Brazil surpassed 400,000 coronavirus deaths on Thursday, at the tail-end of the country's deadliest month of the pandemic.
At last count, 401,186 people had died in Brazil, based on data tracked by Johns Hopkins University, a toll only the U.S. has topped.
More Brazilians have died from the virus in the first four months of this year than in all of 2020, with the death toll having jumped from 300,000 to 400,000 in the past five weeks alone.
The daily average of deaths has dipped recently, from over 3,000 two weeks ago to an average of less than 2,400 deaths, according to Brazil's health ministry.
Yet health systems remain under intense pressure and — between the relaxation of COVID-19 measures, a sluggish vaccine rollout and the spread of a more contagious virus variant — experts predict the pandemic will soon get worse.
Less than 7% of Brazilians are fully vaccinated. A shortage of vaccine supplies has prevented some from getting their crucial second dose.

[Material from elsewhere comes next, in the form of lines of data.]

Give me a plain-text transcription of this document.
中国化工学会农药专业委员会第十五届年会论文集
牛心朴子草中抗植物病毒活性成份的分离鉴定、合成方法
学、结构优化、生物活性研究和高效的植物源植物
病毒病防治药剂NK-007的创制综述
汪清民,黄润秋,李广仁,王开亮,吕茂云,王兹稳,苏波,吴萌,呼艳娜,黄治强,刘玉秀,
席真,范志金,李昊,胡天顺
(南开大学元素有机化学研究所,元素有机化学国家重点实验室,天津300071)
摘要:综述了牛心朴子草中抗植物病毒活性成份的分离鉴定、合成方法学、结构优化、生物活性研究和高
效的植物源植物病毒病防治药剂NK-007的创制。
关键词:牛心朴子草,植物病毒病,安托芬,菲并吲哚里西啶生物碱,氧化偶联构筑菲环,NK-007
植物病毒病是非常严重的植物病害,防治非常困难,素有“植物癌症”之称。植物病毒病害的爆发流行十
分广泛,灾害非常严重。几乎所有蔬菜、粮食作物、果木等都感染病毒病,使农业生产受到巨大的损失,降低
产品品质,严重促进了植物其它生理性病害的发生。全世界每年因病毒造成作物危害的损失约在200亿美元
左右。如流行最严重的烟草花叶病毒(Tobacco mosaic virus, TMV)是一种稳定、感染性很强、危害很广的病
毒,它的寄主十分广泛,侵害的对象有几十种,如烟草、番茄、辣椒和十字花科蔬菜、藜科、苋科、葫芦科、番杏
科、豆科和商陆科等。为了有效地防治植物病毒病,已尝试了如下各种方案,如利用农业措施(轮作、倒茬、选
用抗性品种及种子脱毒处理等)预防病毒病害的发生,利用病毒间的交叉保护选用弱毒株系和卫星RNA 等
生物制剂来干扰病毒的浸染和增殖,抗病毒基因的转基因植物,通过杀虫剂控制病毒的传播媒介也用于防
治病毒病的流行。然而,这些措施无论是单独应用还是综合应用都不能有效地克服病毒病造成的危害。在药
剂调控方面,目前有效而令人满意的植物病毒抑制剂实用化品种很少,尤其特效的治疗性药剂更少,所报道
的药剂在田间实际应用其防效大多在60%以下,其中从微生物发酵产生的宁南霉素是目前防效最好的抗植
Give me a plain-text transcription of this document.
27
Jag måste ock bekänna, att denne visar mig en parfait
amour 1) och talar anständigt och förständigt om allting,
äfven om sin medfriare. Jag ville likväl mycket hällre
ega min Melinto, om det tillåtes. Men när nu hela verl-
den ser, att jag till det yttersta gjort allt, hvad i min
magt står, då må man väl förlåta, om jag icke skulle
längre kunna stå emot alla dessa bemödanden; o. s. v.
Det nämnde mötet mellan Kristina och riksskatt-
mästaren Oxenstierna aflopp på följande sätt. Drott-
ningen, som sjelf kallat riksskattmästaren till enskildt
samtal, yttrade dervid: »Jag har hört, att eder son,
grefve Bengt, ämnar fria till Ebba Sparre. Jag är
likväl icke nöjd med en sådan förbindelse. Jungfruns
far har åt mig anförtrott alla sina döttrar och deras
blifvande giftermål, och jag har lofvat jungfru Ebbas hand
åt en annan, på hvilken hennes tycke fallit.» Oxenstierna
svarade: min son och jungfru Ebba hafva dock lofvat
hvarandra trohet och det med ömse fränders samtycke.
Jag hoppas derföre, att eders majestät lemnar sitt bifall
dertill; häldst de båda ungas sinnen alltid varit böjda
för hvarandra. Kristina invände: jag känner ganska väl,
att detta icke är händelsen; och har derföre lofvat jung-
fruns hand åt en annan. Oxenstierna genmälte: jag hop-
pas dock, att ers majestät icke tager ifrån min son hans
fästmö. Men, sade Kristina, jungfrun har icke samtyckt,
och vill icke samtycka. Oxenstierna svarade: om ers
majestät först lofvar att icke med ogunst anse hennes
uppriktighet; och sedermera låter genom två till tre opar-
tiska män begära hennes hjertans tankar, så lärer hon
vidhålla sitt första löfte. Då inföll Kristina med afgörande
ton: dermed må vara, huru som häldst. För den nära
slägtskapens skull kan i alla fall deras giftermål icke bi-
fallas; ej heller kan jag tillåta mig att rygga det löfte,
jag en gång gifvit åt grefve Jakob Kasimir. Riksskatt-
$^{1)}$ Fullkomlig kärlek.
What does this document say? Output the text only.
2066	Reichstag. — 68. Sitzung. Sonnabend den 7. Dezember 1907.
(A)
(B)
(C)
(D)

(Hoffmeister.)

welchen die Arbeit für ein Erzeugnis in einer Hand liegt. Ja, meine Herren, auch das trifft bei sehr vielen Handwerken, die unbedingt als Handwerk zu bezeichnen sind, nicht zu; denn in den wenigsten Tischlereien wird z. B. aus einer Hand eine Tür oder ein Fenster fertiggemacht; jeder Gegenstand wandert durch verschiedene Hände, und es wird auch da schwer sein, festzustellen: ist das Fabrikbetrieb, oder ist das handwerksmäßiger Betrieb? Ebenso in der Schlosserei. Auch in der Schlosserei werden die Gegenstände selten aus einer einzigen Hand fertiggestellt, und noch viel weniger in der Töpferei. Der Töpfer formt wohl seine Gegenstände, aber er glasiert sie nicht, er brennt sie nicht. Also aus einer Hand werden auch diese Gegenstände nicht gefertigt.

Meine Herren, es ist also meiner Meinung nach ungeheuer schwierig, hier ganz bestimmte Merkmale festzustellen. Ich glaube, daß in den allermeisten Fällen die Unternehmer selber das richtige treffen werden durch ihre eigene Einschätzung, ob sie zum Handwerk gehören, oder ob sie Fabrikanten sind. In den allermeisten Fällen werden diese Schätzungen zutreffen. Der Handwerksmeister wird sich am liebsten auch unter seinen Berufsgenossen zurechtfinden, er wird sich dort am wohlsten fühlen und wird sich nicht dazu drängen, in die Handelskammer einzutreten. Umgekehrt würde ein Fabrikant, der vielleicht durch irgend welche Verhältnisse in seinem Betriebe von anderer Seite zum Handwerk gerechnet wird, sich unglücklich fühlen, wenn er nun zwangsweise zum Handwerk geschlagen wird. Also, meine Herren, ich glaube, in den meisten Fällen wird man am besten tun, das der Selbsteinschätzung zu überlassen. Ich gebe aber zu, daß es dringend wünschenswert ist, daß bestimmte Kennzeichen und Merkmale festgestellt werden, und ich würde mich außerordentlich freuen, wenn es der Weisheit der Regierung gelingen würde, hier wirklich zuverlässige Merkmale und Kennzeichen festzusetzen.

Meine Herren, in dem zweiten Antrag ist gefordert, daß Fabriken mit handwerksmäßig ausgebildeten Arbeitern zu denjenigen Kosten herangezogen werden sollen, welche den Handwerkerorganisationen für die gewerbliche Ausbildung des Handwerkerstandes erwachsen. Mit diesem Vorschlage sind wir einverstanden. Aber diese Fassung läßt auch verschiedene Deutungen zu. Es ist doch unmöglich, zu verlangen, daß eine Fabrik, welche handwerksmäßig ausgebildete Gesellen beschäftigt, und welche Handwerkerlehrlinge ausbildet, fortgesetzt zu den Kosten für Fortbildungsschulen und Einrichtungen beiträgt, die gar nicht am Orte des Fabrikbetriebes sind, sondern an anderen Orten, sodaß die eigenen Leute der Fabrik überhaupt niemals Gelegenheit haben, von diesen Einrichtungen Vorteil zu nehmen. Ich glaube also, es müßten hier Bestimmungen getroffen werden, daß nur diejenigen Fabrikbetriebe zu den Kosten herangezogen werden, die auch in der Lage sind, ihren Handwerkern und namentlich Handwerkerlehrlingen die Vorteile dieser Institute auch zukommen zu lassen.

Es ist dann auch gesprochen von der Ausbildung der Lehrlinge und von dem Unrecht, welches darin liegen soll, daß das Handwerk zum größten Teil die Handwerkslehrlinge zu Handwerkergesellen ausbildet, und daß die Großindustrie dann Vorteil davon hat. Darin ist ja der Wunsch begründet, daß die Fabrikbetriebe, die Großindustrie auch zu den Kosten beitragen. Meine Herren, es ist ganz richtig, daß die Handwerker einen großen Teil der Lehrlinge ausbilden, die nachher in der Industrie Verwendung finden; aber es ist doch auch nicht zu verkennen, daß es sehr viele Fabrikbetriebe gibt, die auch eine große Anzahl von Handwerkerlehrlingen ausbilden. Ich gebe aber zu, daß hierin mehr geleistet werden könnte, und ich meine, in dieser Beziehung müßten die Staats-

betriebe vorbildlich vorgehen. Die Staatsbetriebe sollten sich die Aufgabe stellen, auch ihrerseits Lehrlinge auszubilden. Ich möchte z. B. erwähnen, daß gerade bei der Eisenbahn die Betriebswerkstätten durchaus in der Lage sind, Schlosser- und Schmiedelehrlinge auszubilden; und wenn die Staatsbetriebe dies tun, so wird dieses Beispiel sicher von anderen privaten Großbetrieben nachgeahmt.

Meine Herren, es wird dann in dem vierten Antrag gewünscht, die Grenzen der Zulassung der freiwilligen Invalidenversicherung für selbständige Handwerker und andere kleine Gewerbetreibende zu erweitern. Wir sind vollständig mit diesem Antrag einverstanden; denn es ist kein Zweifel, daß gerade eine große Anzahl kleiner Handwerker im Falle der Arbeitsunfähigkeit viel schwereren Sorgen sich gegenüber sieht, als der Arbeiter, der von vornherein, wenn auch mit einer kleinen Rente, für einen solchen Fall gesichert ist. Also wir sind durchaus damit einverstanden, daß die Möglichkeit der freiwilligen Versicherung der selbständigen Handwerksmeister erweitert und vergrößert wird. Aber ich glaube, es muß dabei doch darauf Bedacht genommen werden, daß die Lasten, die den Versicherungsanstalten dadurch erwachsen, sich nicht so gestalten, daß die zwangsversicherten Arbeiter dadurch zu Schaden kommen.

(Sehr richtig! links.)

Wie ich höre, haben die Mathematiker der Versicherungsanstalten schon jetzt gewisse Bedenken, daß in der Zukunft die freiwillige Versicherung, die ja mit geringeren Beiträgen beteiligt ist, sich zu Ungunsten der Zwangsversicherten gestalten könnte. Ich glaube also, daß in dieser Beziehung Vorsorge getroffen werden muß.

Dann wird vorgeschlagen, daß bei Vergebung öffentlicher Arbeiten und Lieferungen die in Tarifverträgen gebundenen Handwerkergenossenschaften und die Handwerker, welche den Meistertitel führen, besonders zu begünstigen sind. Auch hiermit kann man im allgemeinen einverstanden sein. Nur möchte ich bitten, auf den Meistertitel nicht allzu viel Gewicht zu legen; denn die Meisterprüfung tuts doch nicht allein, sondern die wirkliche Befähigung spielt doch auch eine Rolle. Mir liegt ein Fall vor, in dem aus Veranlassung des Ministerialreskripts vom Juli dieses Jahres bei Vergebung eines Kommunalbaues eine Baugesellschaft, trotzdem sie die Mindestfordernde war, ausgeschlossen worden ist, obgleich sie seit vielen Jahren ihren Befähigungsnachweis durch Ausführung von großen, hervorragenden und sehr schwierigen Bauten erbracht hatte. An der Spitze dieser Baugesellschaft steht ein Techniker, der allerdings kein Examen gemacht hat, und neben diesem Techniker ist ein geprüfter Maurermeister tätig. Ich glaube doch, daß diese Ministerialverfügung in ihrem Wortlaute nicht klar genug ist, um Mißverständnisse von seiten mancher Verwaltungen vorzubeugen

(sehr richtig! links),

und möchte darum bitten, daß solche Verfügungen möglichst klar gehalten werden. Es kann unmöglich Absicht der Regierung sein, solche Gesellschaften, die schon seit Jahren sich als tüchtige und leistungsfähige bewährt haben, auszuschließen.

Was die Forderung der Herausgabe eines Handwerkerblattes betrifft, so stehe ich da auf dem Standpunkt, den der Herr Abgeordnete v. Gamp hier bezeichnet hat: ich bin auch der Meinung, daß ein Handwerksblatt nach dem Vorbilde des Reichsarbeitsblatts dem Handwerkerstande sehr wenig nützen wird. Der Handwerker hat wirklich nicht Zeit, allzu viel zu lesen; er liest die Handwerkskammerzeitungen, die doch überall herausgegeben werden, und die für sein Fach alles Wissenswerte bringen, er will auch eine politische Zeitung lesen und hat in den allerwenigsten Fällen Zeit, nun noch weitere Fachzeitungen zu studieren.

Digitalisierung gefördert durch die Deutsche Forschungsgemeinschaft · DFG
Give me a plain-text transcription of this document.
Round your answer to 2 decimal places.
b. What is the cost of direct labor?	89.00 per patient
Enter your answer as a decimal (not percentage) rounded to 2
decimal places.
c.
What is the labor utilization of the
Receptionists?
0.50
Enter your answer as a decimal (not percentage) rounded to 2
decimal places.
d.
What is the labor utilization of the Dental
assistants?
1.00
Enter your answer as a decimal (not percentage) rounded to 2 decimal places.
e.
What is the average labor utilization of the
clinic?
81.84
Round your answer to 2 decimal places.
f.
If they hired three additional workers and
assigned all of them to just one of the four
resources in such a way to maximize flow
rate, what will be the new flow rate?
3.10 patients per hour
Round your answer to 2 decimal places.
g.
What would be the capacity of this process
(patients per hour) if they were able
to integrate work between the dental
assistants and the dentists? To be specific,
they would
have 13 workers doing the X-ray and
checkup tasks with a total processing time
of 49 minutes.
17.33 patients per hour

Brazilians are increasingly resisting social distancing as towns and cities ease restrictions, cheered on by President Jair Bolsonaro.
Bolsonaro, who continues to attack COVID-19 restrictions, has been widely criticized for his handling of the health crisis. In a television interview on Friday, the president accused governors of using lockdowns to suppress the public's right to freedom of movement and threatened to use military force to intervene.
A Senate commission will scrutinize Bolsonaro's conduct as part of an investigation it launched this week into the government's response to the pandemic. Senators want to know why Bolsonaro defied medical expertise to promote anti-malarial drugs as a coronavirus cure and why he blocked the purchase of some vaccines last year.
In a brief video message after his country reached the latest benchmark, Bolsonaro said in a video broadcast posted to his social media accounts that "a big number of deaths has been announced," according to the Associated Press, and that he is "sorry for every death." But he repeated his opposition to social distancing measures.
"I pray to God so there is not a third wave," Bolsonaro said. "But if the lockdown policies continue this country will be dragged to extreme poverty."